# How many turning points can a cubic function have?

Sep 6, 2014

Any polynomial of degree $n$ can have a minimum of zero turning points and a maximum of $n - 1$. However, this depends on the kind of turning point.

Sometimes, "turning point" is defined as "local maximum or minimum only". In this case:

• Polynomials of odd degree have an even number of turning points, with a minimum of 0 and a maximum of $n - 1$.
• Polynomials of even degree have an odd number of turning points, with a minimum of 1 and a maximum of $n - 1$.

However, sometimes "turning point" can have its definition expanded to include "stationary points of inflexion". For an example of a stationary point of inflexion, look at the graph of $y = {x}^{3}$ - you'll note that at $x = 0$ the graph changes from convex to concave, and the derivative at $x = 0$ is also 0.
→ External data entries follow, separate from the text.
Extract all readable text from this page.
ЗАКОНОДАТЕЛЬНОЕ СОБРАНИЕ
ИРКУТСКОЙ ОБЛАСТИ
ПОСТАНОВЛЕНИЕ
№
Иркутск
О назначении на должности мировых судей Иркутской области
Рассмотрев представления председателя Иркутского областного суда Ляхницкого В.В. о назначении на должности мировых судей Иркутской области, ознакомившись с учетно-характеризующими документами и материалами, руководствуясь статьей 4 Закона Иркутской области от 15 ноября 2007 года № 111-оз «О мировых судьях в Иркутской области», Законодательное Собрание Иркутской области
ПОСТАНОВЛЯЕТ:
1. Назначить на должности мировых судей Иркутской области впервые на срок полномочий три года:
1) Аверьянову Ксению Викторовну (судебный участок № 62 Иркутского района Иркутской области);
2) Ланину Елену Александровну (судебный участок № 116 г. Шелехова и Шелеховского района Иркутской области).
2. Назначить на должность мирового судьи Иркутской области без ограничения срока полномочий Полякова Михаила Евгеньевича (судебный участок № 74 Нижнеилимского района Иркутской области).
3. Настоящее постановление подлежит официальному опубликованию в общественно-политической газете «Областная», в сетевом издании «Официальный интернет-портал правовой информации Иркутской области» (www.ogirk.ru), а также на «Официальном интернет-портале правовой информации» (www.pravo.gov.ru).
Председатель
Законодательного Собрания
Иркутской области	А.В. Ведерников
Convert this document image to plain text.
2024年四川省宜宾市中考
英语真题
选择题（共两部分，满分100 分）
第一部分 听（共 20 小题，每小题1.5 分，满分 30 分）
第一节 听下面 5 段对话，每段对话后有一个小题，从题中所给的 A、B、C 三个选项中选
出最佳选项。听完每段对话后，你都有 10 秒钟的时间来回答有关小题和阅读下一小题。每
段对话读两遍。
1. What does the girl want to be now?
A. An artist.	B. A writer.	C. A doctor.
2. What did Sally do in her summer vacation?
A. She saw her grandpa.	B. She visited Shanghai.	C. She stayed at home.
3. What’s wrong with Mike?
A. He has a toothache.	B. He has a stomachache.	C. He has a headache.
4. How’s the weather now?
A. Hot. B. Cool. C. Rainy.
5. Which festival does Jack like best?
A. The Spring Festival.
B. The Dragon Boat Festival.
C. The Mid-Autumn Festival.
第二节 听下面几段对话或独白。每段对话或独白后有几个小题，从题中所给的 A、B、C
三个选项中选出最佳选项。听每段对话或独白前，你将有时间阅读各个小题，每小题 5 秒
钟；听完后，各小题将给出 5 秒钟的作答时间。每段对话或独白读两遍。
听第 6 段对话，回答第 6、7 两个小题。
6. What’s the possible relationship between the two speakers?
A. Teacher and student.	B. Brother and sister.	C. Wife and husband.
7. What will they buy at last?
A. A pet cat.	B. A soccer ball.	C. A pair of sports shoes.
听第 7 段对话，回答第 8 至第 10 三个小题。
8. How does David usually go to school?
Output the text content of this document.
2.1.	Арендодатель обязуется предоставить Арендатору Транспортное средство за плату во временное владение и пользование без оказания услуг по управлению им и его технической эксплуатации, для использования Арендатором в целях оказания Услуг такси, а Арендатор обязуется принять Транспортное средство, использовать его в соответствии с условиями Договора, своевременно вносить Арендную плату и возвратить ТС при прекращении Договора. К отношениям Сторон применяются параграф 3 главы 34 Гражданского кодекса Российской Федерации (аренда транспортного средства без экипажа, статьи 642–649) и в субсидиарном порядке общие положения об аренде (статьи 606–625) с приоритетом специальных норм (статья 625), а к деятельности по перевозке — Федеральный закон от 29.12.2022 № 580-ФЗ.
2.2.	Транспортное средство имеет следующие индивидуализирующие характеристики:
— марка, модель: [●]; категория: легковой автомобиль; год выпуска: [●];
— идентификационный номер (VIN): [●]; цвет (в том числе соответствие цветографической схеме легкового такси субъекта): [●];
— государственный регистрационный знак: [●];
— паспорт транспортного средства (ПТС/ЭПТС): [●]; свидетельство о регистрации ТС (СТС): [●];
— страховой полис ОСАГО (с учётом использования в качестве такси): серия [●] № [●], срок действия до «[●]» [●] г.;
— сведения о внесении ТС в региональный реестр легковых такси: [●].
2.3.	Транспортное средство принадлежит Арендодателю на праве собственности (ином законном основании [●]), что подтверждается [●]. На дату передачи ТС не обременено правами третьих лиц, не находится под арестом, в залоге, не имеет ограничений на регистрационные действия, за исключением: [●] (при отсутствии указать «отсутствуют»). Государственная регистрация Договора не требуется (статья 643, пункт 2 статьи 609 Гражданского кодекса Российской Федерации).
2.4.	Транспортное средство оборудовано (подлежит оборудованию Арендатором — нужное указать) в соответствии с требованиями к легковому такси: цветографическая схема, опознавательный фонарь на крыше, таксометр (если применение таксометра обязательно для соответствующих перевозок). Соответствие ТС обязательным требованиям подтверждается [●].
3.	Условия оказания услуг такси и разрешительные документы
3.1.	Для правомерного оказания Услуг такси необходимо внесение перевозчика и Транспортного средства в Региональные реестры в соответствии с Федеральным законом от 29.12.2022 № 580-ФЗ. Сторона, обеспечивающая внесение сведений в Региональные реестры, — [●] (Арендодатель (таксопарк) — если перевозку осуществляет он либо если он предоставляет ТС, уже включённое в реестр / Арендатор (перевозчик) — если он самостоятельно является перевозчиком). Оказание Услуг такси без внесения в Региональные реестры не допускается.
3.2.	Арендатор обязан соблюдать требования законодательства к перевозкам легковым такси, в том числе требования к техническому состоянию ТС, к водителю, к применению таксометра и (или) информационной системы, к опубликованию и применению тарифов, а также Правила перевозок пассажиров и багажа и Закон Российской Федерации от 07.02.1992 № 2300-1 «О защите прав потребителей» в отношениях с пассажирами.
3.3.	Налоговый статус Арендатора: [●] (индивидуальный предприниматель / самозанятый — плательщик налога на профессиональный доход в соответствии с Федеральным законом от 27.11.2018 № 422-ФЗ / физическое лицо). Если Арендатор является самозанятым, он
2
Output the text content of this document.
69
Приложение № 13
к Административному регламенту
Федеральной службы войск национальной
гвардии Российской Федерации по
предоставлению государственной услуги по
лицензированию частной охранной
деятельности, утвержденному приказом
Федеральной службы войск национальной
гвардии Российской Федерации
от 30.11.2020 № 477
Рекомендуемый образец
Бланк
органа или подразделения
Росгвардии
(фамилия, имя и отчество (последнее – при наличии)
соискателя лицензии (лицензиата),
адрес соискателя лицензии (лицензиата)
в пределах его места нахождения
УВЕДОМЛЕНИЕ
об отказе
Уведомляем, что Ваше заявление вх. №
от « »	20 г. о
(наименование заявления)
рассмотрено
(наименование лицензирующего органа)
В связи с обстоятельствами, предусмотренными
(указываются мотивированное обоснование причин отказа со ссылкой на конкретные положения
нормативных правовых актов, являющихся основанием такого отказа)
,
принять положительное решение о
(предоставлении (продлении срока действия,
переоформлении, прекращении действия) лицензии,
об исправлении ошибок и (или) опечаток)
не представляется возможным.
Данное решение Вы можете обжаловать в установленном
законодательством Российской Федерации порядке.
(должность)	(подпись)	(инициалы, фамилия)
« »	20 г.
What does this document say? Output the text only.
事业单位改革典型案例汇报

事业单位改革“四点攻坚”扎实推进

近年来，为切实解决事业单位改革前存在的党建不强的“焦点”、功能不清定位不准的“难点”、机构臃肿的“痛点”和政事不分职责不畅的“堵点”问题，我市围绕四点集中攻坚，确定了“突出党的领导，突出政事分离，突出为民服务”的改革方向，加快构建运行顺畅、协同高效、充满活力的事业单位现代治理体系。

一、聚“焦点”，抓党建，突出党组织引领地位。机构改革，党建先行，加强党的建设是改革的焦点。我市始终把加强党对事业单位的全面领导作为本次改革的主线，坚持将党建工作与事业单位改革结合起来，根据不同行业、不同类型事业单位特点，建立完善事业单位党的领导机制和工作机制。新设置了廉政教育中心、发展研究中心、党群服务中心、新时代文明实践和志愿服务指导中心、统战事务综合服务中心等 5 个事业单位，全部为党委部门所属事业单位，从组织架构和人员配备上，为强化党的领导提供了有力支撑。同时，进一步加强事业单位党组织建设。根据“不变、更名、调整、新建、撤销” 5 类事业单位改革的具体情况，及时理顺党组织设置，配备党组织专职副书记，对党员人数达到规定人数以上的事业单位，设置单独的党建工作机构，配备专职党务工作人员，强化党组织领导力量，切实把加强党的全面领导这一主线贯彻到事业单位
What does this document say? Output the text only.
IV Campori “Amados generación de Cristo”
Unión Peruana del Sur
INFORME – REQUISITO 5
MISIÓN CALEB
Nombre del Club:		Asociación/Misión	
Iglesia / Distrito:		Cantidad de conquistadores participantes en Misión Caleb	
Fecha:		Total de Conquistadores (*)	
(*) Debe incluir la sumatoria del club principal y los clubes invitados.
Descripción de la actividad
If we go by the second definition, we need to change our rules slightly and say that:

• Polynomials of degree 1 have no turning points.
• Polynomials of odd degree (except for $n = 1$) have a minimum of 1 turning point and a maximum of $n - 1$.
• Polynomials of even degree have a minimum of 1 turning point and a maximum of $n - 1$.

So, in part, it depends on the definition of "turning point", but in general most people will go by the first definition.